Most industry observers agree that before ag equipment dealers and manufacturers see a significant upturn in unit sales we’ll need to see two things: an increase in commodity prices and a decrease in the volume of used machinery on dealers’ lots.
Unfortunately, we haven’t seen a lot of progress in either of these, at least not enough to move the needle on new equipment sales.
Results of the latest Ag Equipment Intelligence Dealer Sentiments & Business Conditions Update survey, a net 33% of dealers reported used equipment inventory as too high vs. 42% in August.
The used combine inventory remains “too high,” as well, with a net 25% of dealers reporting inventories above where they would like them. However, this was the most favorable level seen in 2015 and continues to be a key focus area for dealers.
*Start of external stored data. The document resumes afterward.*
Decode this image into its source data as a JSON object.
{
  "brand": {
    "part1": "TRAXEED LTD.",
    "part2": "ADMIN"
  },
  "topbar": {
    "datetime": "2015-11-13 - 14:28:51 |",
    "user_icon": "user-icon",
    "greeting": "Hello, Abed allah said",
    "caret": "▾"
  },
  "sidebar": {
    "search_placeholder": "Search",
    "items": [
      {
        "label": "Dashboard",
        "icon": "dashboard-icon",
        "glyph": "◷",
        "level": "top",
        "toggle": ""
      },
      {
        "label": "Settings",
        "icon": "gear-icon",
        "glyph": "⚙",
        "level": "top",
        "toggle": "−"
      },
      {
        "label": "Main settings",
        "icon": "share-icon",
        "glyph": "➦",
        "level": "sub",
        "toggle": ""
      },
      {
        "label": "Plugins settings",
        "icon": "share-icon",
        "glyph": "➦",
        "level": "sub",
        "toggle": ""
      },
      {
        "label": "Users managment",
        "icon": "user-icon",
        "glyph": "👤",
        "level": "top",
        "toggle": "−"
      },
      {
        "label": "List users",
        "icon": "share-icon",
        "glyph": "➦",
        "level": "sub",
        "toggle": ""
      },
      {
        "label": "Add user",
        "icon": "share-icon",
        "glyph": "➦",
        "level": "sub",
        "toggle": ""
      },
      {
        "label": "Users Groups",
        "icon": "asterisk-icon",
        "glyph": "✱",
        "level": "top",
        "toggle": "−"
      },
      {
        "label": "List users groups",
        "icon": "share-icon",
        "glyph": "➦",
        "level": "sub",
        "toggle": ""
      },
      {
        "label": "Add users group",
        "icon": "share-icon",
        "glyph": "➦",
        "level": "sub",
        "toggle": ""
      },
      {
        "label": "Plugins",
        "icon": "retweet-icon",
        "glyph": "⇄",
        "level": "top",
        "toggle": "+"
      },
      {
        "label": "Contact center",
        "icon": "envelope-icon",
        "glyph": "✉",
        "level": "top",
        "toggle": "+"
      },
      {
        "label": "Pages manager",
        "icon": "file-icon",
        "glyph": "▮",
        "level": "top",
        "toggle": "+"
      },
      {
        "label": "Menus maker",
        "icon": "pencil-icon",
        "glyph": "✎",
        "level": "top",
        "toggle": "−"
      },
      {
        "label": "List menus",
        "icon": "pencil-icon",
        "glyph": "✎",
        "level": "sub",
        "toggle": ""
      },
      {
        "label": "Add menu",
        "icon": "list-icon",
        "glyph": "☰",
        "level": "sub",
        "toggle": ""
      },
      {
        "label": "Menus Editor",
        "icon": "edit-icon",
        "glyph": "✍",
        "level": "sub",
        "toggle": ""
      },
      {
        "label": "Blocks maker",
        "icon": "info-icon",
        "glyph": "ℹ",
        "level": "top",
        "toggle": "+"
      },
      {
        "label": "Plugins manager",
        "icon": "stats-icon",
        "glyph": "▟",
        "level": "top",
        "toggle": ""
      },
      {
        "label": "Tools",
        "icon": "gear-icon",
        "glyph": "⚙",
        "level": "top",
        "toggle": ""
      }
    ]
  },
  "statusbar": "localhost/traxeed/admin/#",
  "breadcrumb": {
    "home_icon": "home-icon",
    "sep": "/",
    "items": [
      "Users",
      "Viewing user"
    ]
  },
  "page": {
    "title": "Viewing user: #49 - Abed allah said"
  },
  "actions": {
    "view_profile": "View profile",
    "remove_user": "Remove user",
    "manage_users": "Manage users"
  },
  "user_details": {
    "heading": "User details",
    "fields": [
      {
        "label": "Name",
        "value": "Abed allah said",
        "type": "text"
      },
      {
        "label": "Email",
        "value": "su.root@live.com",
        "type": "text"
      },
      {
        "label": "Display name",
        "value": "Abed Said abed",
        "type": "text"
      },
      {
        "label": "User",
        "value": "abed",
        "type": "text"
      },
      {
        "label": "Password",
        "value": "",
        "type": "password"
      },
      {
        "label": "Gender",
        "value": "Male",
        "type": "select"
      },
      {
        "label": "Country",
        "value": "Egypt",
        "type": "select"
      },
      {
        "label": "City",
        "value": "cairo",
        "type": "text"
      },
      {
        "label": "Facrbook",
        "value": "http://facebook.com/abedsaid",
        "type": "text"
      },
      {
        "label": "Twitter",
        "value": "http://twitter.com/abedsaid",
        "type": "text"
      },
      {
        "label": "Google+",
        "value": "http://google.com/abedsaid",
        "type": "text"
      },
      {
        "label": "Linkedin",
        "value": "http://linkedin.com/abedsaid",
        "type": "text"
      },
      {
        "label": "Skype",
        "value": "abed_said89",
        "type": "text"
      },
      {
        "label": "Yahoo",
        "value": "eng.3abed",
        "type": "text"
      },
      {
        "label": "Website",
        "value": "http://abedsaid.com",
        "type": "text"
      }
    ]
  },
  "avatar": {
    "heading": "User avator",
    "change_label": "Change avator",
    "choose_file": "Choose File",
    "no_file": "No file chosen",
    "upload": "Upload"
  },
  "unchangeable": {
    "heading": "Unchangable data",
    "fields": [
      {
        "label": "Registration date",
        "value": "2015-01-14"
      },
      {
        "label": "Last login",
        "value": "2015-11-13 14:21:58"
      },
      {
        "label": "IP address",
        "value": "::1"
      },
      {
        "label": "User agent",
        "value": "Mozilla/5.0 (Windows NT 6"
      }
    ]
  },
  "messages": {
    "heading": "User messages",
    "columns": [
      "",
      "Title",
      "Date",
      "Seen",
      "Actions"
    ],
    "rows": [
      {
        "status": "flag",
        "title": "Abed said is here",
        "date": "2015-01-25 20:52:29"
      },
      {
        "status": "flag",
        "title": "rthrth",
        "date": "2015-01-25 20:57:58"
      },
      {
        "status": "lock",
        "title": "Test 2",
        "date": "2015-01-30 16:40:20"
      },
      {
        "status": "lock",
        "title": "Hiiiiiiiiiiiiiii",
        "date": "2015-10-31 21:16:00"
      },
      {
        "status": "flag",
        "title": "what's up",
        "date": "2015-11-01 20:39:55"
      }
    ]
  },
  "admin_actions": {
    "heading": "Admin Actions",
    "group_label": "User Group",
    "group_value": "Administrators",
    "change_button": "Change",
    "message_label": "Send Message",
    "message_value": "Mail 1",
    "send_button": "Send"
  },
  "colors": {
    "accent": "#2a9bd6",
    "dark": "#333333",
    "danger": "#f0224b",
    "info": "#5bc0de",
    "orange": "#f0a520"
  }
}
The October 2015 World Agricultural Supply and Demand Estimates report, although somewhat better than the previous report, also didn’t add much to the industry’s confidence level.
“There was a slight decrease to our 2015-16 cash receipts forecast of -6.8% year-over-year vs. the prior month’s -6.4%,” said C. Shon Williams, analyst with BB&T Capital Markets. “Therefore, we still remain cautious on the names in our space with exposure to agricultural machinery demand.”
USDA raised the 2015-16 season price range for corn at $3.50-$4.10 vs. $3.45-$4.05 last month. It projected the 2015-16 season average price for soybeans to be $8.40-$9.90 per bushel, unchanged vs. last month's estimate and updated its pricing for wheat prices to $4.75-$5.25, compressed by $0.10 on both ends of the range when compared to last month.